Malcolm Albert Tremblay avait enterré le corps de sa conjointe sous un tas de pierres à son décès en mai 2016. Ce n’est qu’en novembre qu’il a finalement mené les policiers jusqu’au cadavre.

La prison ou l’absolution pour avoir caché la mort de sa conjointe

Malcolm Albert Tremblay a caché un cadavre, soustrait son nouveau-né aux services sociaux et menti aux policiers. Il devrait purger une peine de prison entre 18 mois et deux ans moins un jour, plaide la Couronne, tandis que la défense réclame une absolution conditionnelle.

L’orthésiste-prothésiste de 53 ans a plaidé coupable à une accusation d’entrave pour avoir nui aux recherches policières visant à retrouver une jeune mère de famille, Catherine Racine-Ouellet.

La femme de 26 ans est morte dans des circonstances troublantes en mai 2016, juste après avoir accouché seule, dans un chalet isolé et sans eau courante de Lac-Beauport. Le bébé a lui survécu.

La jeune femme avait choisi d’aller dans ce chalet, propriété de son conjoint Malcolm Albert Tremblay, pour cacher sa grossesse à la DPJ.

Malcolm Albert Tremblay a menti pendant six mois aux policiers qui recherchaient la jeune femme. Il les a même lancés sur de fausses pistes, disant que Catherine Racine-Ouellet était allée accoucher dans les monts Chics Chocs, en Gaspésie.

Tremblay avait enterré le corps de sa conjointe sous un tas de pierres. Ce n’est qu’en novembre 2016 qu’il a finalement mené les policiers jusqu’au cadavre.

Le décès de Catherine Racine-Ouellet est «extrêmement tragique et triste», a souligné l’avocat de défense, Me Mathieu Camirand. «Mais ce n’est pas la responsabilité de Monsieur, il est arrivé après le décès, rappelle l’avocat de défense. Même s’il avait appelé la police, elle serait quand même décédée.»

Me Camirand croit que son client, sans antécédent judiciaire, pourrait bénéficier d’une absolution, conditionnelle à 150 heures de travaux communautaires et à une probation de 18 mois.

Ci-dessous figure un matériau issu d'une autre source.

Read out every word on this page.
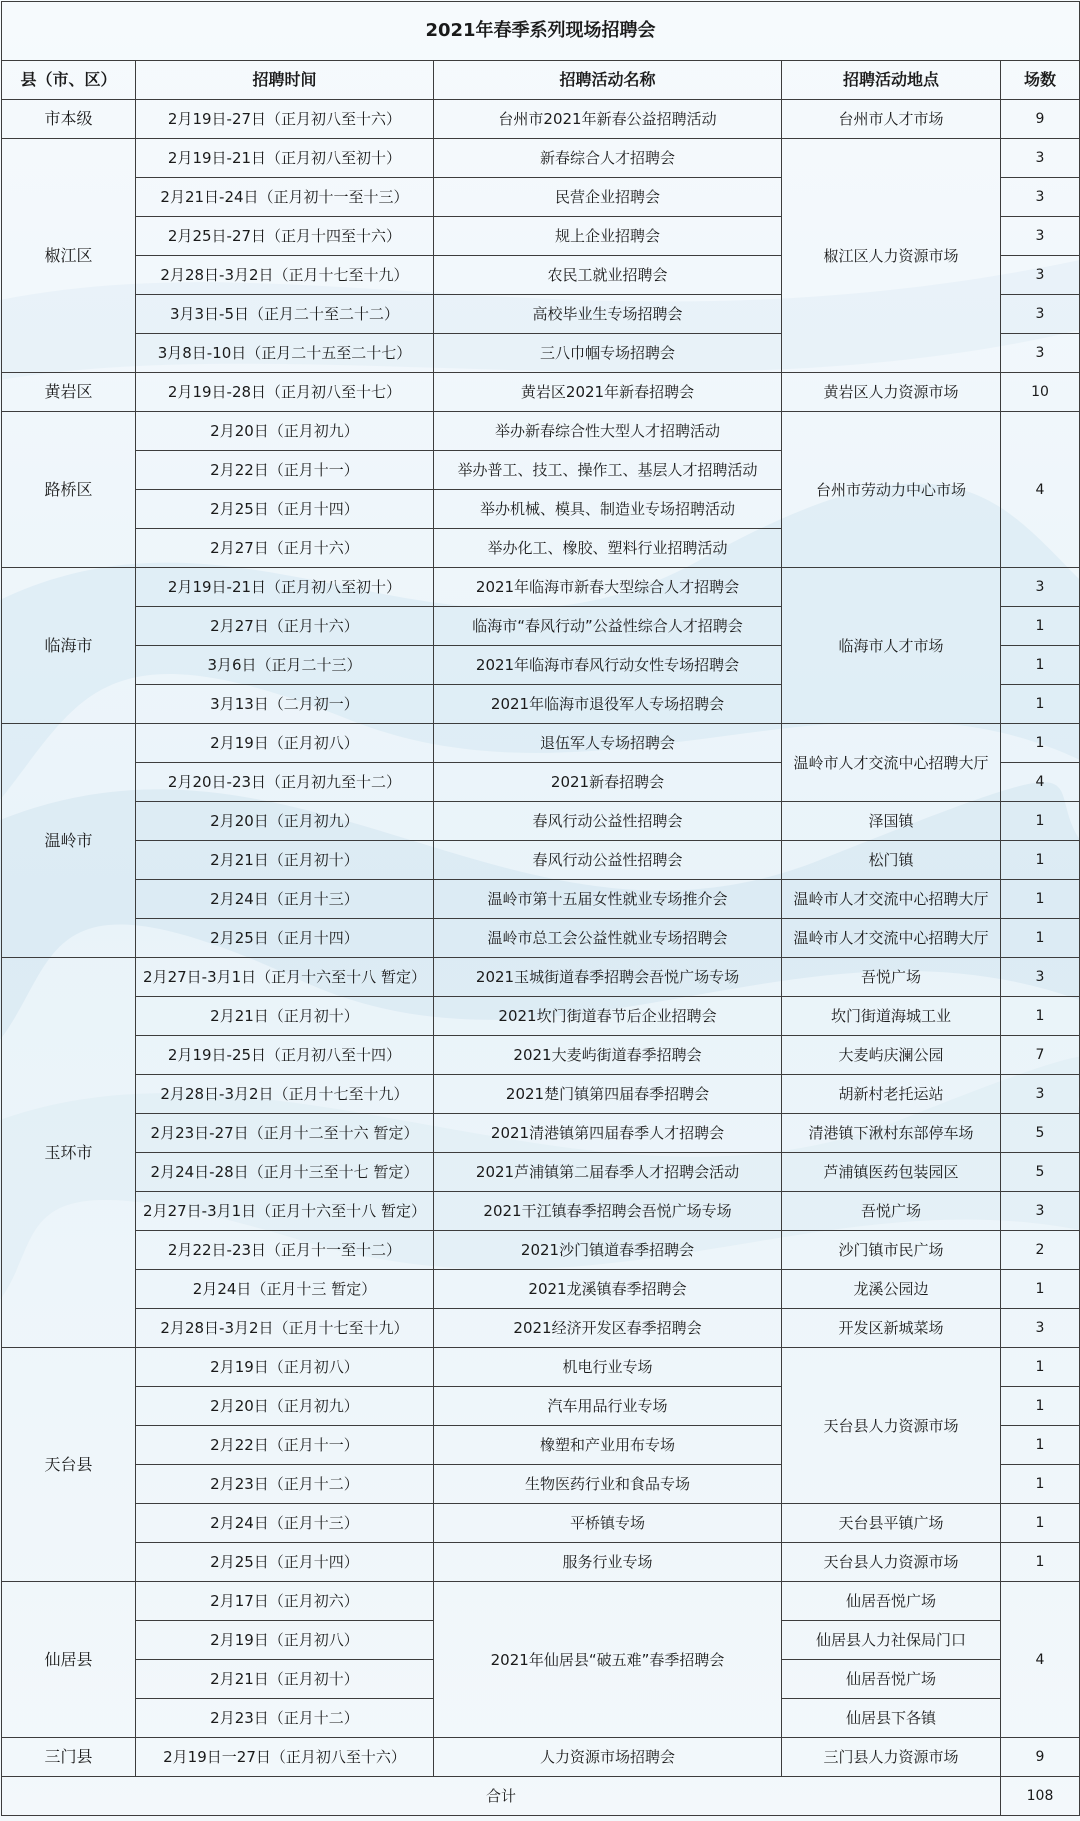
2021年春季系列现场招聘会				
县（市、区）	招聘时间	招聘活动名称	招聘活动地点	场数
市本级	2月19日-27日（正月初八至十六）	台州市2021年新春公益招聘活动	台州市人才市场	9
椒江区	2月19日-21日（正月初八至初十）	新春综合人才招聘会	椒江区人力资源市场	3
	2月21日-24日（正月初十一至十三）	民营企业招聘会		3
	2月25日-27日（正月十四至十六）	规上企业招聘会		3
	2月28日-3月2日（正月十七至十九）	农民工就业招聘会		3
	3月3日-5日（正月二十至二十二）	高校毕业生专场招聘会		3
	3月8日-10日（正月二十五至二十七）	三八巾帼专场招聘会		3
黄岩区	2月19日-28日（正月初八至十七）	黄岩区2021年新春招聘会	黄岩区人力资源市场	10
路桥区	2月20日（正月初九）	举办新春综合性大型人才招聘活动	台州市劳动力中心市场	4
	2月22日（正月十一）	举办普工、技工、操作工、基层人才招聘活动		
	2月25日（正月十四）	举办机械、模具、制造业专场招聘活动		
	2月27日（正月十六）	举办化工、橡胶、塑料行业招聘活动		
临海市	2月19日-21日（正月初八至初十）	2021年临海市新春大型综合人才招聘会	临海市人才市场	3
	2月27日（正月十六）	临海市“春风行动”公益性综合人才招聘会		1
	3月6日（正月二十三）	2021年临海市春风行动女性专场招聘会		1
	3月13日（二月初一）	2021年临海市退役军人专场招聘会		1
温岭市	2月19日（正月初八）	退伍军人专场招聘会	温岭市人才交流中心招聘大厅	1
	2月20日-23日（正月初九至十二）	2021新春招聘会		4
	2月20日（正月初九）	春风行动公益性招聘会	泽国镇	1
	2月21日（正月初十）	春风行动公益性招聘会	松门镇	1
	2月24日（正月十三）	温岭市第十五届女性就业专场推介会	温岭市人才交流中心招聘大厅	1
	2月25日（正月十四）	温岭市总工会公益性就业专场招聘会	温岭市人才交流中心招聘大厅	1
玉环市	2月27日-3月1日（正月十六至十八 暂定）	2021玉城街道春季招聘会吾悦广场专场	吾悦广场	3
	2月21日（正月初十）	2021坎门街道春节后企业招聘会	坎门街道海城工业	1
	2月19日-25日（正月初八至十四）	2021大麦屿街道春季招聘会	大麦屿庆澜公园	7
	2月28日-3月2日（正月十七至十九）	2021楚门镇第四届春季招聘会	胡新村老托运站	3
	2月23日-27日（正月十二至十六 暂定）	2021清港镇第四届春季人才招聘会	清港镇下湫村东部停车场	5
	2月24日-28日（正月十三至十七 暂定）	2021芦浦镇第二届春季人才招聘会活动	芦浦镇医药包装园区	5
	2月27日-3月1日（正月十六至十八 暂定）	2021干江镇春季招聘会吾悦广场专场	吾悦广场	3
	2月22日-23日（正月十一至十二）	2021沙门镇道春季招聘会	沙门镇市民广场	2
	2月24日（正月十三 暂定）	2021龙溪镇春季招聘会	龙溪公园边	1
	2月28日-3月2日（正月十七至十九）	2021经济开发区春季招聘会	开发区新城菜场	3
天台县	2月19日（正月初八）	机电行业专场	天台县人力资源市场	1
	2月20日（正月初九）	汽车用品行业专场		1
	2月22日（正月十一）	橡塑和产业用布专场		1
	2月23日（正月十二）	生物医药行业和食品专场		1
	2月24日（正月十三）	平桥镇专场	天台县平镇广场	1
	2月25日（正月十四）	服务行业专场	天台县人力资源市场	1
仙居县	2月17日（正月初六）	2021年仙居县“破五难”春季招聘会	仙居吾悦广场	4
	2月19日（正月初八）		仙居县人力社保局门口	
	2月21日（正月初十）		仙居吾悦广场	
	2月23日（正月十二）		仙居县下各镇	
三门县	2月19日一27日（正月初八至十六）	人力资源市场招聘会	三门县人力资源市场	9
合计				108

Malcolm Albert Tremblay se présente comme une personne honnête et bienveillante. Il jure avoir seulement agi pour respecter les désirs de Catherine Racine-Ouellet.

Il a quand même accepté, fait remarquer la procureure de la Couronne, Me Sonia Lapointe, que sa conjointe donne naissance à son enfant «dans des conditions épouvantables».

«Il a fait preuve d’une insouciance grave face à l’enfant pour se sauver des services sociaux», estime Me Lapointe.

Pour la Couronne, la détention ferme doit venir punir ce sérieux cas d’entrave, dit-elle. Le poursuivant souhaite aussi que Tremblay soit en probation durant 18 mois et que l’homme, qui dit observer divers principes religieux, se soumette à une évaluation psychiatrique.

Le juge Christian Boulet fera connaître sa décision en novembre.